Under normal circumstances, Krishna would have gone and found another traveller but that day he just stood beside the news-stand nearby absorbed in his own thoughts.

‘Krishna,’ he said to himself ‘You are not made out for that kind of stuff, see? You certainly can’t snatch the briefcase and run. Crime is not your cup of tea. You can’t do it. So, suffer. Be an honest man . . .’

…By now the train had gathered speed and had moved out of the platform. The ticket collector was at the other end and no one else seemed to give any serious attention to his movements. Taking advantage, Krishna jumped out of the train, adjusting his gait to avoid falling…He stood still for a while, briefcase in his hand, taking stock of the situation. It was clear that he couldn’t walk out of there or go home carrying an elegant, new briefcase. He would have to transfer the contents into his old worn-out airbag in which he carried his uniform and lunch-box every morning when he came to the station…He collected the bag from the shelf and walked back to the shed to collect the briefcase, which was locked, just as he had expected it to be. He decided to break it open after going

home, if it could somehow be fitted into the bag.

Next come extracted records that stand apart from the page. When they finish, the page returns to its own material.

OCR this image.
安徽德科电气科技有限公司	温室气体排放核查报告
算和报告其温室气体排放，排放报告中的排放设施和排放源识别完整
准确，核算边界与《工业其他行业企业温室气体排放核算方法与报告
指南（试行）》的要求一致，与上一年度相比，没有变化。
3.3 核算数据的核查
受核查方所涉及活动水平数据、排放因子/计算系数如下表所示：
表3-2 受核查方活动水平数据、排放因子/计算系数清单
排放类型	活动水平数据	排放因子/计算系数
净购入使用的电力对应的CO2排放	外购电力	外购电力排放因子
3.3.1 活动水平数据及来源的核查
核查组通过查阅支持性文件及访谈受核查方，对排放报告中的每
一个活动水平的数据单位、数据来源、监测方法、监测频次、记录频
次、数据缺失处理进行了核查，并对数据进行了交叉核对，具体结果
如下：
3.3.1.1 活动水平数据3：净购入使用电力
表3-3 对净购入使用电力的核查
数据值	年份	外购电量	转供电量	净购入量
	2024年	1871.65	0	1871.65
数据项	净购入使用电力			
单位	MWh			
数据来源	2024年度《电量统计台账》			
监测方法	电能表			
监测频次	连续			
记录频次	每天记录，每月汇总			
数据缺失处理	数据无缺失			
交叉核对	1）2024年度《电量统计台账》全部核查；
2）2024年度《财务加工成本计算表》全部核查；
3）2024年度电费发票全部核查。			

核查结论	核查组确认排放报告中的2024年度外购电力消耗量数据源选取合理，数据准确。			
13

…He pushed open the door and went in. Apart from the tiny kitchen there were only two rooms. In one of them was an old hand-operating sewing machine his nineteen-yearold daughter used to earn a few rupees doing simple stitching and mending jobs for the neighbours. She had fallen asleep on a floor mat, waiting for him. Beside her was his dinner: Ragi balls, beans curry and tamarind chutney. Meenakshi was smiling in her sleep. Her dream world was perhaps happier than the real world he had brought her into. Tears came rolling down his eyes as he saw her torn skirt, plastic bangles and imitation gold earrings. Perhaps it would all change now. How lovely she would look with real gold ornaments! He was hungry but decided to eat later. First, he had to open the briefcase and he had better do it without waking them up. There was no light in the other room where Ambuja, his wife, seemed to be sleeping soundly, thanks to the sleeping tablets he had managed to get her in the morning. Carrying the briefcase, he tiptoed into the tiny kitchen. The electric light wasn’t working because the bulb had popped. He lit the kerosene lamp, softly pushed the door shut and sat on the floor. Holding the briefcase in his lap he examined the locks, trying to figure out the best way to pry them open with the least noise. That was when he heard the peculiar ticking sound coming from inside the briefcase. What happened next took only a split second. A fire-orange, dazzling flash, followed by an ear-splitting blast! Krishna couldn’t complete the scream that rose in his throat.


The same night, just as the train moved out of the station, the young man emerged from the canteen, walked up to the public telephone booth and dialled his boss’s number. ‘Okay sir, all done. Too much security for the minister, sir. Didn’t want to risk getting caught, so planted the briefcase in the next compartment. Range more than enough, sir.’ ‘Thank you, goodbye,’ said the man on the other side and hung up. Then with a smile on his lips, he poured himself a peg of Old Monk rum and drank it up straight, celebrating in advance the death of Enemy Number One.




The Homecoming and Other Stories is a collection of short stories by Sri M that explore the impact of human behaviour and the nuances of spirituality.